Già deciso anche chi dovrà sposare. «Save the Children si muoverà in Bangladesh, ma mi ha fatto sapere che lì la situazione non è facile». Il sindaco non si è ancora espresso, intanto l’ansia per il bambino e i suoi due fratellini, anch’essi partiti con la madre, aumenta (solo il padre è rimasto a Montecchio). «A volte mi diceva: se vieni picchiato chiama il 112 – racconta Karol, 11 anni, arrivato dal Ghana a 4 –. Io certo non ne ho bisogno. Il fatto è che avrebbe voluto farlo lui, spesso mi mostrava le ferite». A scuola, assicura, era il migliore, tutti dieci. «Il nostro appello è che anche lui come noi abbia il diritto di scegliere il suo futuro. Se torna facciamo una festa, ma mi sa che non torna più...».

Due i messaggi disperati che Ahmed è riuscito a mandare, il primo dall’aeroporto di Dubai un mese fa («aiutatemi, mi stanno portando in Bangladesh »), l’altro da laggiù, per promettere che a 18 anni tornerà. «Non so se resisterà tanto», scuote la testa Karol, «è una persona che legge molto e conosce il mondo, lì si sentirà impazzire». In prima media «nessun professore ci ha spiegato niente – racconta invece Davide –. È sparito e basta, per questo siamo tristi». Sua madre conferma: «Parteciperemo alla serata sul diritto allo studio, era un bambino per bene, ero tranquilla quando mio figlio lo frequentava ». Miriam Scalco è madre, insegnante di matematica alla primaria e istruttrice della Federazione scacchistica italiana, «una pratica sportiva riconosciuta dal Coni, ma la portiamo nelle scuole perché sviluppa la concentrazione e abitua a pensare prima di agire: nel Vicentino abbiamo oltre 100 tesserati, l’80% under 16».
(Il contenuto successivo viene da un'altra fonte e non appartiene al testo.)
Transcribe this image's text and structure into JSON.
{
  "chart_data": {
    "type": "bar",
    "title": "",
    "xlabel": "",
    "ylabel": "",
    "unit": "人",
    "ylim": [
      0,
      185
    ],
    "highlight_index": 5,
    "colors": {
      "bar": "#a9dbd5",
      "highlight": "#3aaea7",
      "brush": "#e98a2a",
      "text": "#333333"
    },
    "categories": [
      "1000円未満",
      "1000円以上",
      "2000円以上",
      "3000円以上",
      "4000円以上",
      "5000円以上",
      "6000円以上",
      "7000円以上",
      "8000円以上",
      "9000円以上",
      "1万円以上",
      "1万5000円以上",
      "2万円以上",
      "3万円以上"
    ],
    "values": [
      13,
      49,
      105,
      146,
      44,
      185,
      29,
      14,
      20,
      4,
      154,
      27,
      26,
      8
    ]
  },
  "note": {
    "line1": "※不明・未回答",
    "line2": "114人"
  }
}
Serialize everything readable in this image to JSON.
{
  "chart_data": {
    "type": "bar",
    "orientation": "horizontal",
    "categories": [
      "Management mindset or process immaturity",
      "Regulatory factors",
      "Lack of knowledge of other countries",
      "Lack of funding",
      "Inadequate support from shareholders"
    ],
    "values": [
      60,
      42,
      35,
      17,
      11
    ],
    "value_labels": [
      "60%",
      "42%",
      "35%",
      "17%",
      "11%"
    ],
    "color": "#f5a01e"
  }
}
Ha conosciuto Ahmed perché lo vedeva nei tornei vincere sempre – racconta –, «era indubbiamente dotato, abbiamo perso un talento. Ma soprattutto è la sua vicenda umana a preoccuparci: ha dovuto lasciare il suo Paese per finire di colpo nel Paese dei genitori. Che non è il suo». Il clima in cui questa storia è maturata lo descrive bene Giampaolo Zanni, segretario generale della Cgil di Vicenza: «Qui a Montecchio c’è una percentuale di stranieri che è nella norma e la stragrande maggioranza ha un lavoro regolare. E la regola è che dove c’è lavoro non c’è delinquenza. Eppure a fini elettorali c’è chi ha diffuso paure immotivate». Così è passata in secondo piano la vera emergenza, che sono «le seconde generazioni, bambini come Ahmed assolutamente italiani ma figli di genitori che vedono con sfavore la loro integrazione». È un caso che dovrebbe far riflettere molti «ciascuno per il proprio pezzo: la scuola, il Comune, i residenti italiani e anche gli stranieri. Ma questo si può fare solo se il clima non è inquinato».